-
Notifications
You must be signed in to change notification settings - Fork 2.1k
Standardizing conversions to string #14090
Description
Problem
There are many places in Nushell where values are turned into strings for one reason or another. Over time, this has led to many different implementations and behaviors. Most recently, this issue was brought up in #14086. Going foward, we should standardize the process(es) for turning values into strings and document it somewhere.
My current hypothesis (I need to go through the codebase and confirm) is that there are two or three main use cases for turning a value into a string:
- The value needs to be displayed in a human-readable format (e.g., in errors, for
table, or forformat). This should probably respect the current locale and formats specified in the config. - The value needs to be converted to string data for some other programmatic purpose (e.g.,
into string). This should probably have the same output regardless of config settings or environment variables. - The value needs to be sent to an external source. E.g., as an external command argument, converted to an OS environment variable, or as input to an external command. This is similar to
2)except that I think certain conversions should be disallowed as they are most likely an error, and having different behavior for others types makes more sense for this use case. To differentiate it frominto string,to textcan take up this role.

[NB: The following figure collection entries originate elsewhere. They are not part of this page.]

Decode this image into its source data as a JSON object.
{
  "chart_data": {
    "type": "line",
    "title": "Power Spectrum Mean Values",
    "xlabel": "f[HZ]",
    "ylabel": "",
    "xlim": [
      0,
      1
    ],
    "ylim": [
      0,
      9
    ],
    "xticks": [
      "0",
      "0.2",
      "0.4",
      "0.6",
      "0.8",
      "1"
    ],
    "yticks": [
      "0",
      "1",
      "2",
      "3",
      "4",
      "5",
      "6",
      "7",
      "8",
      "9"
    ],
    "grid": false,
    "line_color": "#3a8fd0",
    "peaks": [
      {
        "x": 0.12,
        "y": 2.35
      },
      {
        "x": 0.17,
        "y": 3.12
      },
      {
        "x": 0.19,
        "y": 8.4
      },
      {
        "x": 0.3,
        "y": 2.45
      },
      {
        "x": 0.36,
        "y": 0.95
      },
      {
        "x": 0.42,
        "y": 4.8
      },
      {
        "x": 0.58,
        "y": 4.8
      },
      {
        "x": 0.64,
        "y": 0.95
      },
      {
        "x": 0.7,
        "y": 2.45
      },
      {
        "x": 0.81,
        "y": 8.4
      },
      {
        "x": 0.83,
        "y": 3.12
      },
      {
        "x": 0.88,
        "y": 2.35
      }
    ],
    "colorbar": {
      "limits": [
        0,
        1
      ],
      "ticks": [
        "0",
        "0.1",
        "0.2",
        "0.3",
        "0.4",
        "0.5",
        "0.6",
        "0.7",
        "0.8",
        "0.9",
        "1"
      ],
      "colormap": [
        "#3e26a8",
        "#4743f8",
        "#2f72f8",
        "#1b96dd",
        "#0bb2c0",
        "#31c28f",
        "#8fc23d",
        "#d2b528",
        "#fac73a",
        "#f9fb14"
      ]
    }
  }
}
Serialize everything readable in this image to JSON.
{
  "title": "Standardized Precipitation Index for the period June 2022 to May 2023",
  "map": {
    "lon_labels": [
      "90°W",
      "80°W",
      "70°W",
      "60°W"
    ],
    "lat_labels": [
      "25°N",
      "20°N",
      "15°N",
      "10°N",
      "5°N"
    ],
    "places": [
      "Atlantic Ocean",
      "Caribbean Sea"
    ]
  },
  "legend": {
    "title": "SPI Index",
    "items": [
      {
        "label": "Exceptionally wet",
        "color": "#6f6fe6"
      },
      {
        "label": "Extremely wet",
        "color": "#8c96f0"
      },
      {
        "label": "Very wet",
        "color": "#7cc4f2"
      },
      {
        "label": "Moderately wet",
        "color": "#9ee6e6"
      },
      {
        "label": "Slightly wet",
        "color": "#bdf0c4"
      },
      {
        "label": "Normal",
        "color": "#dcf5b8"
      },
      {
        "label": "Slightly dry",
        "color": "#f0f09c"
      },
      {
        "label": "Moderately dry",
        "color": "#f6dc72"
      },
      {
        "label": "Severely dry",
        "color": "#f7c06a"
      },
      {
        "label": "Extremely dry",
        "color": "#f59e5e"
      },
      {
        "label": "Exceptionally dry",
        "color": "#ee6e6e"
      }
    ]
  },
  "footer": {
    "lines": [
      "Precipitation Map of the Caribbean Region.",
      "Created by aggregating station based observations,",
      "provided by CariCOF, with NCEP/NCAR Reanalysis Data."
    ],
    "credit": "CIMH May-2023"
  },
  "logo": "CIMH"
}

I think we can create a separate issue for 1) if necessary. I would rather start with 2) and 3), as I think 2) currently has the least uniform behavior and 3) is related to 2).
Rough Proposal
For 2), my current proposal is that we, for the most part, use to nuon. The difference being that all values are first converted to strings and then outputted as such (e.g., binary values are not formatted as binary literals). I.e., there is no guarantee that type information is preserved. In particular, types should be converted as follows:
| Type | Conversion |
|---|---|
| bool | Use Rust's built in Display implementation |
| int | Display |
| float | Display |
| filesize | Automatically detect unit precision. Leaning towards non-metric units so that decimal places can be used without losing precision. E.g., (1MB + 1B) | into string == '1.000001MB' |
| duration | Use ISO 8601 durations but also add a negative sign at the start if necessary. |
| date | Use .to_rfc3339() from chrono. This follows RFC 3339 but also allows out of range years as specified by ISO 8601 (otherwise some valid date values would not be representable as strings). To be precise, automatic subsecond precision is used and +00:00 is used instead of Z. |
| string | Simply used as is. |
| glob | Used as is. |
| binary | Used as is if valid utf-8. |
| cellpath | Prefixed with $. and with necessary quoting/escaping for each path member. |
| closure | Error/disallowed |
| range | [start]..[end] or [start]..<next>..[end] |
| nothing | null |
| list | [ val1, val2 ], adding quotes either where necessary or always (for strings, globs, and binary). |
| record | { foo: bar, baz: val }, adding quotes where necessary for columns/keys. |
Then, I propose 3) should be based off of 2) but with the following differences:
- Non-utf-8 binary values are allowed.
- Cellpaths are disallowed? These are nushell-specific data types, so probably does not make sense to convert it to a string for the purpose of sending to an external source.
- Similarly, ranges should probably be disallowed? Our range format is most likely not going to be interpreted properly by an external source.
- Records are disallowed too. Same as the above two, especially since records have escaping concerns and allow arbitrary nesting. Instead, users should use
to jsonor some othertocommand. - Lists that contain none of the disallowed types above and also do not contain other lists are allowed. Each value is converted to a string based on
2)and a new line is added after each element. For conversion to OS environment variables, the OS specific path separator is used instead (I believe;for windows and:for unix?). - Filesizes and durations I think can be converted the same as in
2)... - Nothing/
nullis a whole separate issue that might be worth discussing.
If you made it this far, thanks for reading lol. Would love to hear everybody's thoughts.